Dr. Grazier: As a leader, how do you pass on that energized mindset to others in your organization?
Ms. Pelham: The more responsibility one has, the more one realizes that managers work with and through other people. It is critical to form teams of people who can work effectively toget\her because many problems are too complex for one person or one discipline to solve. So you need a cross section of skills, a cross section of styles, and an ability to pull the right people together to give a problem concentrated analysis. I believe in an open culture in which people share information and vigorously debate the pros and cons in an objective and respectful way to obtain the best solution for the organization.
It is also very important to eliminate a blame culture. We need to learn from mistakes and disasters. We need to ask: What are the lessons we learned? How can we do this better next time? I have found that having a blame-free culture frees people enormously to be honest about what went well and what didn't, and it encourages them to go forward. We also need to take the time to celebrate and praise. It is important for everyone to stop and recognize each other for a job well done, for something accomplished, or for a project that has succeeded before going on to the next thing. There will always be plenty of next things.
A simple thank you or a positive comment on a particularly good presentation or meeting restores people's energy and personally validates them.
Dr. Grazier: Are there people who influenced you along the way?
Ms. Pelham: Oh yes! I had wonderful mentors. One was a physician who taught me well about how to work as a team member with physicians and nurses. He gave me a lot of responsibility so I could try new things, then he gave me constructive feedback in private. He gave me enough room to make mistakes because that is one of the ways people learn. Another mentor was the Daughter of Charity Sister who hired me at Seton and who later named me to be her successor. She had an incredible charisma and an ability to get people to go far beyond what they thought they could accomplish. She also had an amazing ability to teach patience and timing, which was very tough for me as a go-getter, young executive who wanted to get it all done yesterday.
I learned that you can only push a project so far and if the timing isn't right, it isn't going to happen.
Dr. Grazier: Your mentors did a lot to prepare you for the challenges of leadership. Do you think the field is adequately preparing your future replacements and is the field providing you and other leaders with the material and guidance to develop these up- andcomers?

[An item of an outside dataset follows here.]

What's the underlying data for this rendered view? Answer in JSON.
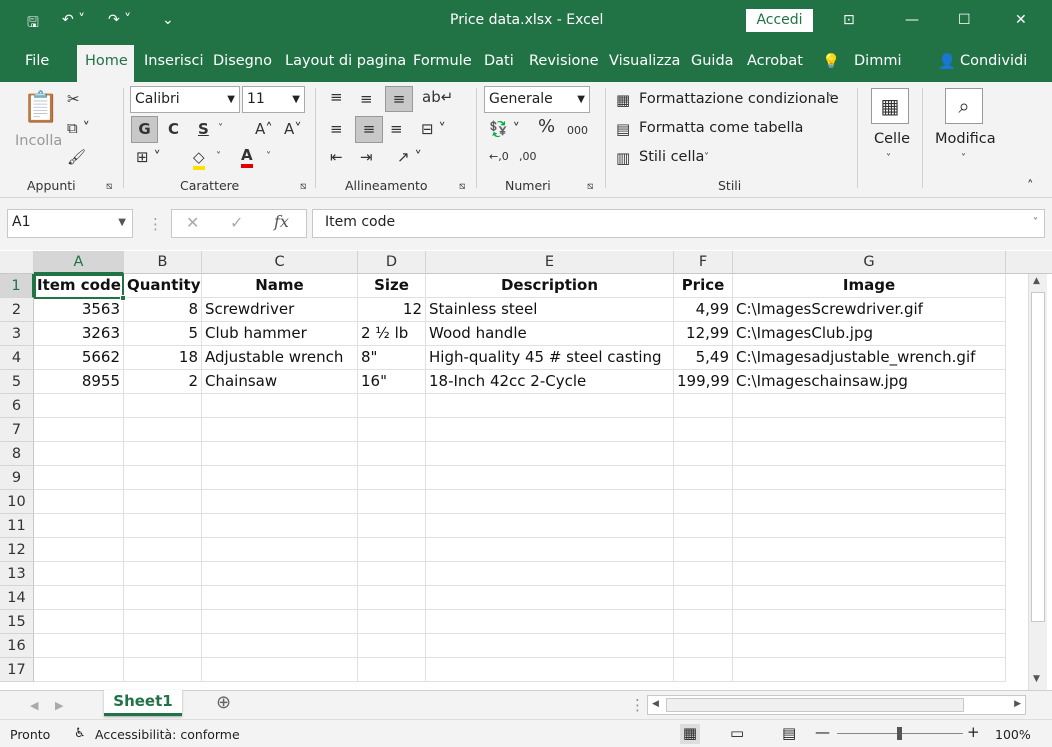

Ms. Pelham: Large systems have grown quickly into very sophisticated organizations, but we haven't always been quick with preparing the next generation of leaders well. Graduate programs have not kept up with the contemporary needs in the field, and they need to reexamine their curricula. As leaders, we need to expose potential managers to more sophisticated challenges and decisions because their experience now is not broad enough. There are many bright, capable people in this field. With some guidance and challenge, they can be trained to take on leadership positions.
Dr. Grazier: Given that view, what advice do you give to new careerists?
Ms. Pelham: First, choose your boss and organization carefully. Choose someone whose values are in concert with yours and someone whom you respect and from whom you can learn. Second, don't trap yourself in a functional niche too quickly. Go back and forth between line and staff and between functional areas because the broader the experience, the more you are grooming yourself for a more-- senior management or executive position. Third, do not stay with the same organization your whole career. Diversity of experience will provide a richer foundation.